La politica migliore? Quando resta nel romanzo

Lo scrittore in politica non vince mai. Si perde, si ingaglioffa, finisce per mostrare il suo lato oscuro, piccolo, meschino

La politica migliore? Quando resta nel romanzo

Fateci caso. Lo scrittore in politica non vince mai. Si perde, si ingaglioffa, finisce per mostrare il suo lato oscuro, piccolo, meschino. È un demiurgo che smarrisce la fantasia. Non gli resta che sottoscrivere le parole di Albert Camus: «Gli uomini che hanno dentro di sé la grandezza non entrano in politica».

Dante ha governato Firenze come priore per soli due mesi. Fu un fallimento. Si ritrova al centro di una guerra civile all'interno di una guerra civile. I guelfi hanno sconfitto i ghibellini, ma poi cominciano a scannarsi tra loro. Oggi sarebbero di sinistra. I guelfi neri sono ultrapapisti, quelli bianchi sognano l'indipendenza sia da Roma sia dall'impero. Messer Alighieri è schiatta di speziali e tenta un compromesso salomonico per amore della pace. Caccia così da Firenze i capi delle due fazioni. Non importa che il leader dei bianchi sia il più caro amico, l'uomo a cui deve la carriera politica e la chiave d'ingresso nel mondo delle arti. Dante sacrifica Guido Cavalcanti. È la mossa fatale per la sua fazione. Dante non è un leader, i neri più forti si riorganizzano, si riprendono Firenze e spediscono il futuro sommo poeta in esilio. «Tu proverai sì come sa di sale lo pane altrui». La vendetta di Dante non sarà politica, ma eterna. I nemici li sbatte all'inferno nei secoli dei secoli. Machiavelli ha scommesso su Cesare Borgia e ha perso, quello che resta è Il principe, che va oltre il tempo e lo spazio e racconta con la lucidità di un maestro di scacchi la natura e l'arte del potere.

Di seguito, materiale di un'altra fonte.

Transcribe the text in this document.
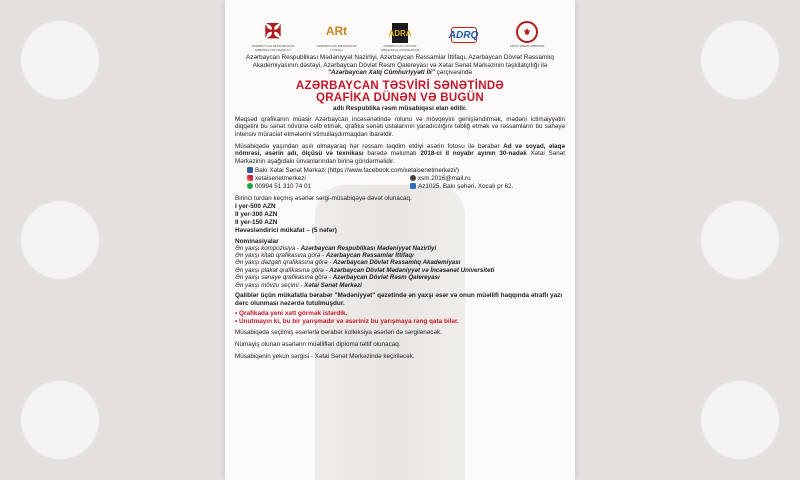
✠
AZƏRBAYCAN RESPUBLİKASI MƏDƏNİYYƏT NAZİRLİYİ
ARt
AZƏRBAYCAN RƏSSAMLAR İTTİFAQI
ADRA
AZƏRBAYCAN DÖVLƏT RƏSSAMLIQ AKADEMİYASI
ADRQ	⚜
XƏTAİ SƏNƏT MƏRKƏZİ
Azərbaycan Respublikası Mədəniyyət Nazirliyi, Azərbaycan Rəssamlar İttifaqı, Azərbaycan Dövlət Rəssamlıq Akademiyasının dəstəyi, Azərbaycan Dövlət Rəsm Qalereyası və Xətai Sənət Mərkəzinin təşkilatçılığı ilə "Azərbaycan Xalq Cümhuriyyəti İli" çərçivəsində
AZƏRBAYCAN TƏSVİRİ SƏNƏTİNDƏ
QRAFİKA DÜNƏN VƏ BUGÜN
adlı Respublika rəsm müsabiqəsi elan edilir.
Məqsəd qrafikanın müasir Azərbaycan incəsənətində rolunu və mövqeyini genişləndirmək, mədəni ictimaiyyətin diqqətini bu sənət növünə cəlb etmək, qrafika sənəti ustalarının yaradıcılığını təbliğ etmək və rəssamların bu sahəyə intensiv müraciət etmələrini stimullaşdırmaqdan ibarətdir.
Müsabiqədə yaşından asılı olmayaraq hər rəssam təqdim etdiyi əsərin fotosu ilə bərabər Ad və soyad, əlaqə nömrəsi, əsərin adı, ölçüsü və texnikası barədə məlumatı 2018-ci il noyabr ayının 30-nadək Xətai Sənət Mərkəzinin aşağıdakı ünvanlarından birinə göndərməlidir.
Bakı Xətai Sənət Mərkəzi (https://www.facebook.com/xetaisenetmerkezi/)
xetaisenetmerkezi	xsm.2016@mail.ru
00994 51 310 74 01	Az1025. Bakı şəhəri, Xocalı pr 62.
Birinci turdan keçmiş əsərlər sərgi-müsabiqəyə dəvət olunacaq.
I yer-500 AZN
II yer-300 AZN
II yer-150 AZN
Həvəsləndirici mükafat – (5 nəfər)
Nominasiyalar
Ən yaxşı kompozisiya - Azərbaycan Respublikası Mədəniyyət Nazirliyi
Ən yaxşı kitab qrafikasına görə - Azərbaycan Rəssamlar İttifaqı
Ən yaxşı dəzgah qrafikasına görə - Azərbaycan Dövlət Rəssamlıq Akademiyası
Ən yaxşı plakat qrafikasına görə - Azərbaycan Dövlət Mədəniyyət və İncəsənət Universiteti
Ən yaxşı sənaye qrafikasına görə - Azərbaycan Dövlət Rəsm Qalereyası
Ən yaxşı mövzu seçimi - Xətai Sənət Mərkəzi
Qaliblər üçün mükafatla bərabər "Mədəniyyət" qəzetində ən yaxşı əsər və onun müəllifi haqqında ətraflı yazı dərc olunması nəzərdə tutulmuşdur.
• Qrafikada yeni xətt görmək istərdik.
• Unutmayın ki, bu bir yarışmadır və əsəriniz bu yarışmaya rəng qata bilər.
Müsabiqədə seçilmiş əsərlərlə bərabər kolleksiya əsərləri də sərgilənəcək.
Nümayiş olunan əsərlərin müəllifləri diploma təltif olunacaq.
Müsabiqənin yekun sərgisi - Xətai Sənət Mərkəzində keçiriləcək.
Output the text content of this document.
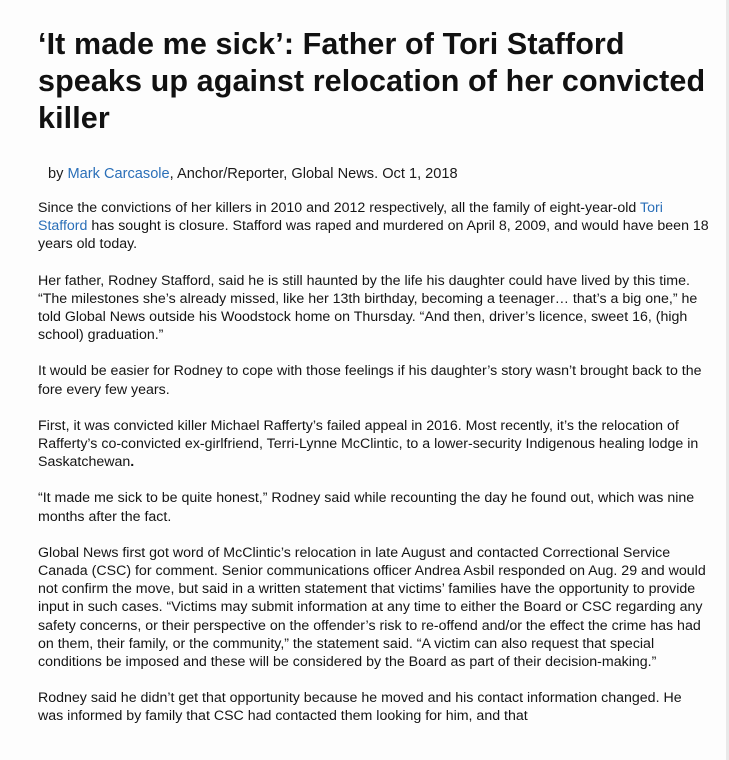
‘It made me sick’: Father of Tori Stafford speaks up against relocation of her convicted killer
by Mark Carcasole, Anchor/Reporter, Global News. Oct 1, 2018

Since the convictions of her killers in 2010 and 2012 respectively, all the family of eight-year-old Tori Stafford has sought is closure. Stafford was raped and murdered on April 8, 2009, and would have been 18 years old today.

Her father, Rodney Stafford, said he is still haunted by the life his daughter could have lived by this time. “The milestones she’s already missed, like her 13th birthday, becoming a teenager… that’s a big one,” he told Global News outside his Woodstock home on Thursday. “And then, driver’s licence, sweet 16, (high school) graduation.”

It would be easier for Rodney to cope with those feelings if his daughter’s story wasn’t brought back to the fore every few years.

First, it was convicted killer Michael Rafferty’s failed appeal in 2016. Most recently, it’s the relocation of Rafferty’s co-convicted ex-girlfriend, Terri-Lynne McClintic, to a lower-security Indigenous healing lodge in Saskatchewan.

“It made me sick to be quite honest,” Rodney said while recounting the day he found out, which was nine months after the fact.

Global News first got word of McClintic’s relocation in late August and contacted Correctional Service Canada (CSC) for comment. Senior communications officer Andrea Asbil responded on Aug. 29 and would not confirm the move, but said in a written statement that victims’ families have the opportunity to provide input in such cases. “Victims may submit information at any time to either the Board or CSC regarding any safety concerns, or their perspective on the offender’s risk to re-offend and/or the effect the crime has had on them, their family, or the community,” the statement said. “A victim can also request that special conditions be imposed and these will be considered by the Board as part of their decision-making.”

Rodney said he didn’t get that opportunity because he moved and his contact information changed. He was informed by family that CSC had contacted them looking for him, and that
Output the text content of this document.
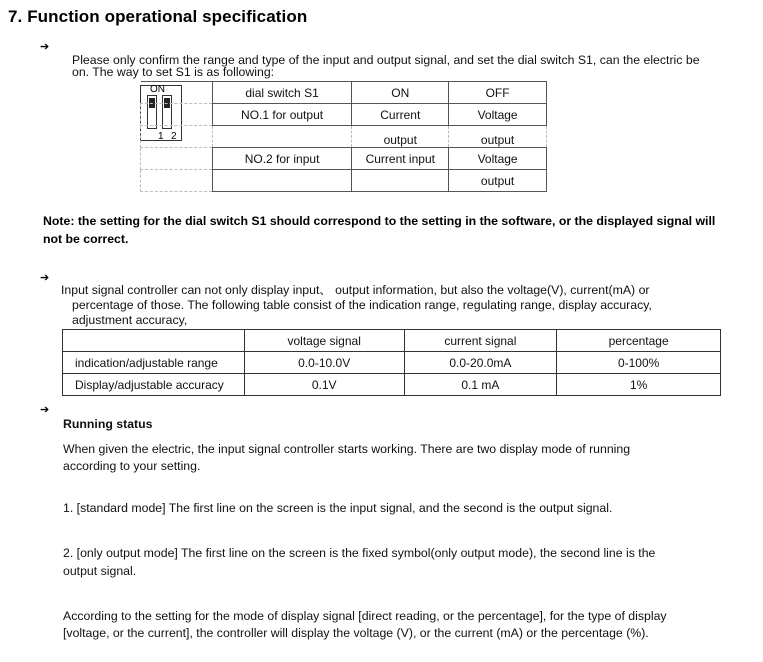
7. Function operational specification
➔
Please only confirm the range and type of the input and output signal, and set the dial switch S1, can the electric be
on. The way to set S1 is as following:
ON
1 2
	dial switch S1	ON	OFF
	NO.1 for output	Current	Voltage
		output	output
	NO.2 for input	Current input	Voltage
			output
Note: the setting for the dial switch S1 should correspond to the setting in the software, or the displayed signal will
not be correct.
➔
Input signal controller can not only display input、 output information, but also the voltage(V), current(mA) or
percentage of those. The following table consist of the indication range, regulating range, display accuracy,
adjustment accuracy,
	voltage signal	current signal	percentage
indication/adjustable range	0.0-10.0V	0.0-20.0mA	0-100%
Display/adjustable accuracy	0.1V	0.1 mA	1%
➔
Running status
When given the electric, the input signal controller starts working. There are two display mode of running
according to your setting.
1. [standard mode] The first line on the screen is the input signal, and the second is the output signal.
2. [only output mode] The first line on the screen is the fixed symbol(only output mode), the second line is the
output signal.
According to the setting for the mode of display signal [direct reading, or the percentage], for the type of display
[voltage, or the current], the controller will display the voltage (V), or the current (mA) or the percentage (%).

La realtà è che la scrittura trova sentieri che la politica non conosce, spazia, scava, scende in profondità, strappa l'anima al suo doppio per sopravvivere e lascia sulle spalle di chi resta il peso del mondo. Foscolo è più misero di Ortis. È per questo che il secondo sceglie il suicidio, perché non può rassegnarsi alla patria perduta. Silvio Pellico perde come cospiratore e vince con Le mie prigioni. Il racconto dello Spielberg costa all'Austria più di una guerra perduta. Le Considerazioni di un impolitico di Thomas Mann sono meno sciagurate della Repubblica di Weimar. Il Sud narrato da Faulkner ha molta più dignità dei reietti confederati che consumano la sconfitta nel livore e nel razzismo. Il saggio sulla lucidità del portoghese José Saramago è il manifesto di chi condanna la cecità del potere con la saggezza della scheda bianca.

Nessun politico italiano è mai riuscito a sbrogliare la questione meridionale, ma il senso di questo male oscuro è ancora lì, profetico e attuale, nelle pagine dei Viceré e del Gattopardo, con tutta l'amarezza di De Roberto e Tomasi di Lampedusa. E il capolavoro politico di Calvino è La giornata di uno scrutatore, quando fa i conti con il Pci dopo l'invasione sovietica dell'Ungheria.